1.1.3 which function approximator

强化学习中的值函数近似（value function approximation）是一种用于估计值函数（如状态值函数V或状态动作值函数Q）的方法。它的主要作用是在大型或连续状态空间的强化学习问题中提供可扩展的解决方案。值函数近似通过将值函数表示为参数化的函数形式（如线性模型、神经网络、决策树等），可以减少存储和计算需求，从而使得算法在大型和复杂的环境中仍然有效。

线性值函数近似：在这种方法中，值函数用一个线性函数表示，即 $\theta^T \cdot \phi(s)$ 或 $\theta^T \cdot \phi(s,a)$ ，其中 $\theta$ 是参数向量， $\phi(s)$ 和 $\phi(s,a)$ 分别是状态特征向量和状态-动作特征向量。通过调整参数向量 $\theta$ ，我们可以拟合值函数。

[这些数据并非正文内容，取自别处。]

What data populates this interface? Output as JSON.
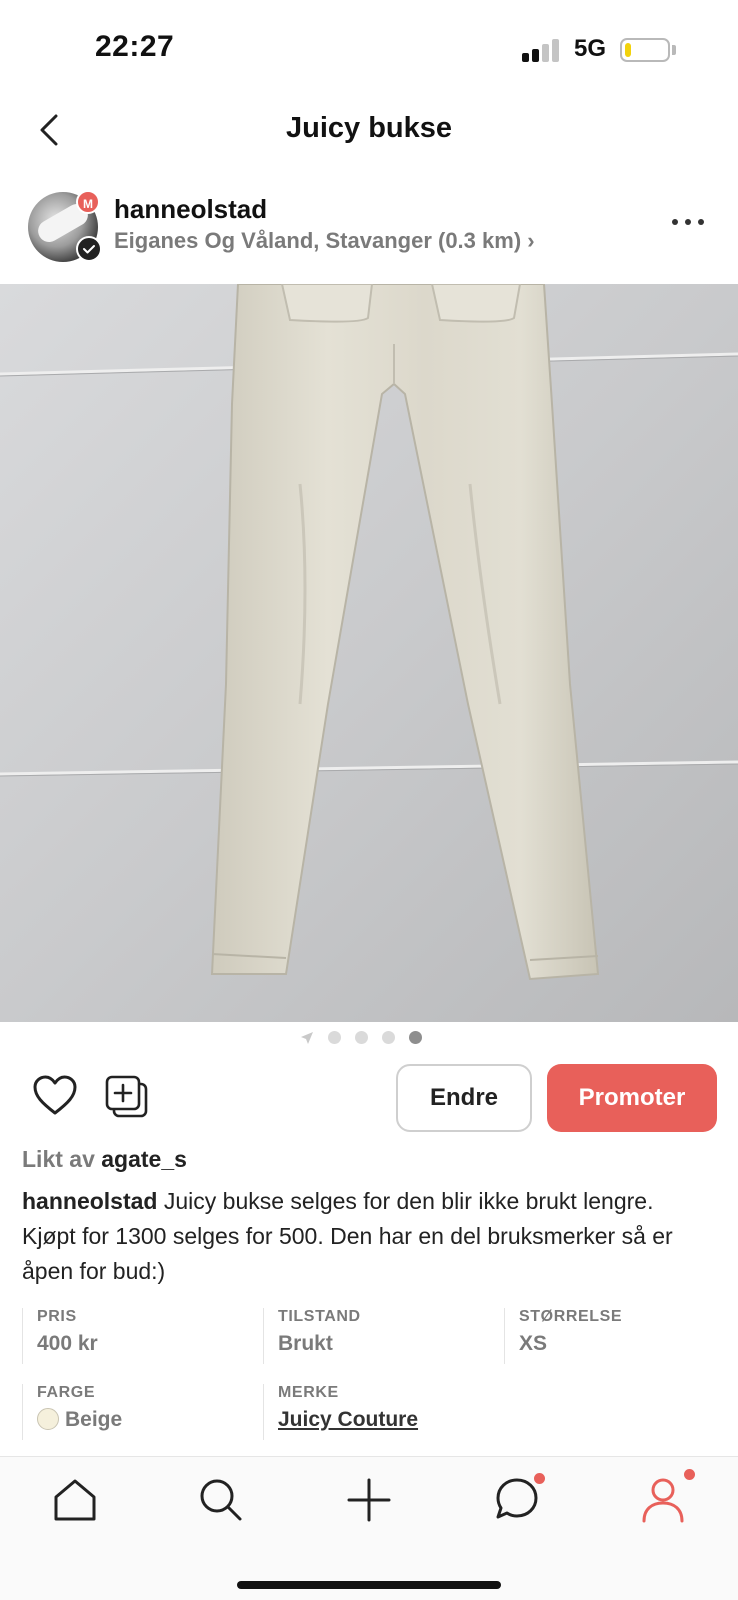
{
  "status_bar": {
    "time": "22:27",
    "network": "5G",
    "battery_level": 0.15,
    "battery_color": "#f2d20b"
  },
  "header": {
    "title": "Juicy bukse",
    "back_icon": "chevron-left-icon"
  },
  "seller": {
    "username": "hanneolstad",
    "location": "Eiganes Og Våland, Stavanger (0.3 km) ›",
    "badge_letter": "M",
    "more_icon": "ellipsis-icon"
  },
  "photo": {
    "page_count": 4,
    "active_page": 4
  },
  "actions": {
    "like_icon": "heart-icon",
    "save_icon": "add-to-collection-icon",
    "edit_label": "Endre",
    "promote_label": "Promoter"
  },
  "likes": {
    "prefix": "Likt av ",
    "user": "agate_s"
  },
  "description": {
    "user": "hanneolstad",
    "text": " Juicy bukse selges for den blir ikke brukt lengre. Kjøpt for 1300 selges for 500. Den har en del bruksmerker så er åpen for bud:)"
  },
  "details": {
    "price_label": "PRIS",
    "price_value": "400 kr",
    "condition_label": "TILSTAND",
    "condition_value": "Brukt",
    "size_label": "STØRRELSE",
    "size_value": "XS",
    "color_label": "FARGE",
    "color_value": "Beige",
    "color_swatch": "#f5f0dc",
    "brand_label": "MERKE",
    "brand_value": "Juicy Couture"
  },
  "tab_bar": {
    "items": [
      "home-icon",
      "search-icon",
      "plus-icon",
      "chat-icon",
      "profile-icon"
    ],
    "accent": "#e8605a"
  }
}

在线性值函数近似中，特征向量的选择至关重要，因为它们决定了能否有效地表示值函数。

在这里插入图片描述
需要训练方法，适用于non-stationary, non-iid 数据。
下面是一个用线性函数表示Q-table的frozenlake的例子
$\theta^T \cdot \phi(s,a)$

import numpy as np
import gym

# 定义状态-动作对到特征向量的映射函数
def state_action_to_feature_vector(state, action):
    num_states = env.observation_space.n
    num_actions = env.action_space.n

    feature_vector = np.zeros(num_states * num_actions)
    index = state * num_actions + action
    feature_vector[index] = 1

    return feature_vector

# 初始化环境
env = gym.make('FrozenLake-v1')
num_states = env.observation_space.n
num_actions = env.action_space.n

# 初始化参数向量
theta = np.zeros(num_states * num_actions)

# 超参数
num_episodes = 5000
alpha = 0.01
gamma = 0.99
epsilon = 0.1

# 开始训练
for episode in range(num_episodes):
    state = env.reset()
    if isinstance(state, tuple):
        state = state[0]
    done = False

    while not done:
        # 使用 epsilon-greedy 策略选择动作
        if np.random.rand() < epsilon:
            action = env.action_space.sample()
        else:
            q_values = [np.dot(theta, state_action_to_feature_vector(state, a)) for a in range(num_actions)]
            action = np.argmax(q_values)

        # 采取动作，观察结果
        next_state, reward, done, _, _ = env.step(action)

        # 计算目标值
        if done:
            target = reward
        else:
            next_q_values = [np.dot(theta, state_action_to_feature_vector(next_state, a)) for a in range(num_actions)]
            target = reward + gamma * np.max(next_q_values)

        # 更新参数向量
        theta += alpha * (target - np.dot(theta, state_action_to_feature_vector(state, action))) * state_action_to_feature_vector(state, action)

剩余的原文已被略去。